Richard H. Hughes, IV, Member of the Firm in the Health Care & Life Sciences practice, in the firm’s Washington, DC, office, was quoted in InsideHealthPolicy, in “Federal Judge Punts to Saturday AGs' Call to Restrain DOGE for Appointments Violation,” by Amy Lotven, Jessica Karins. (Read the full version – subscription required.)

Following is an excerpt:

A group of Democratic attorneys general will have to wait at least one more day for a decision on whether Elon Musk and his Department of Government Efficiency will be temporarily restrained from accessing the data systems of federal agencies or making decisions on personnel. The AGs contend the sweeping authority President Donald Trump has given Musk and DOGE without congressional input runs afoul of the constitution's separation of powers, and specifically allege they are violating Congress' authority to establish a new department and vet key appointees. …

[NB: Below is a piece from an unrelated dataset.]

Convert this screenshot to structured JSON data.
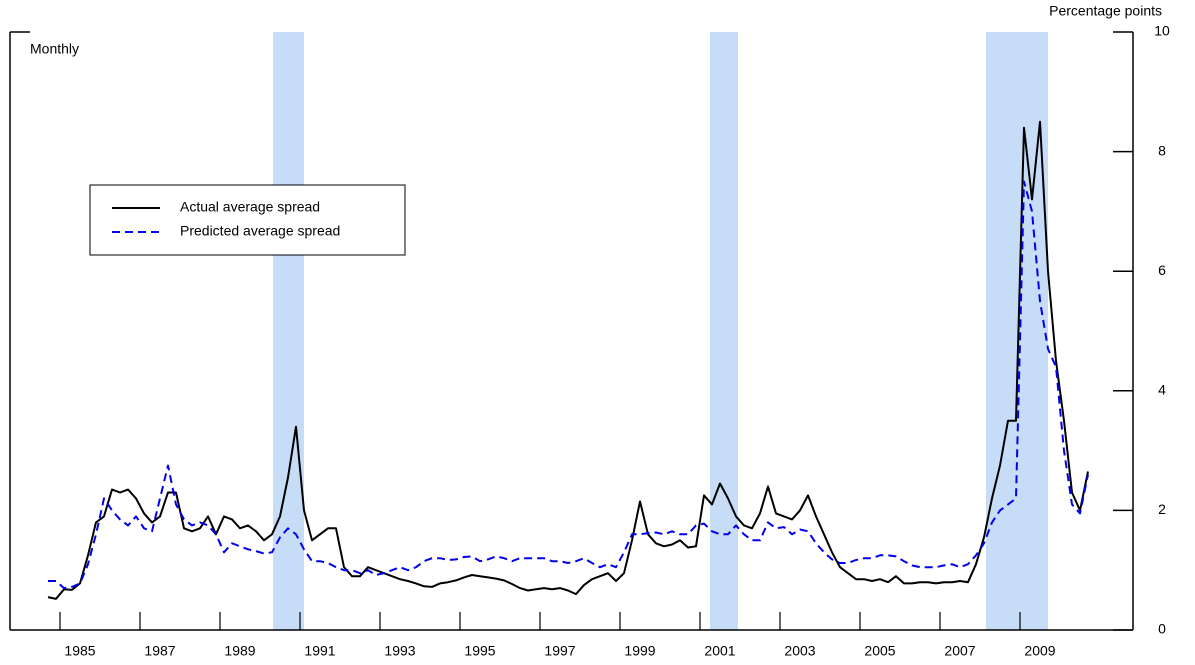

Richard Hughes of Epstein Becker Green suggests the Trump administration's decisions and the legal responses are setting up serious constitutional tensions that will have to play out in the courts. Which party succeeds in this case depends on whether Musk is making decisions or if he's following the direction of the president, Hughes says. "How much of a leash is he on . . . that's the fundamental question."

Hughes also believes that while Braidwood and the AGs' case raise the same constitutional question, they're too dissimilar for a decision in one case to affect the other. Braidwood focuses on the constitutionality of a congressionally established body -- the USPSTF -- while the AGs target an individual.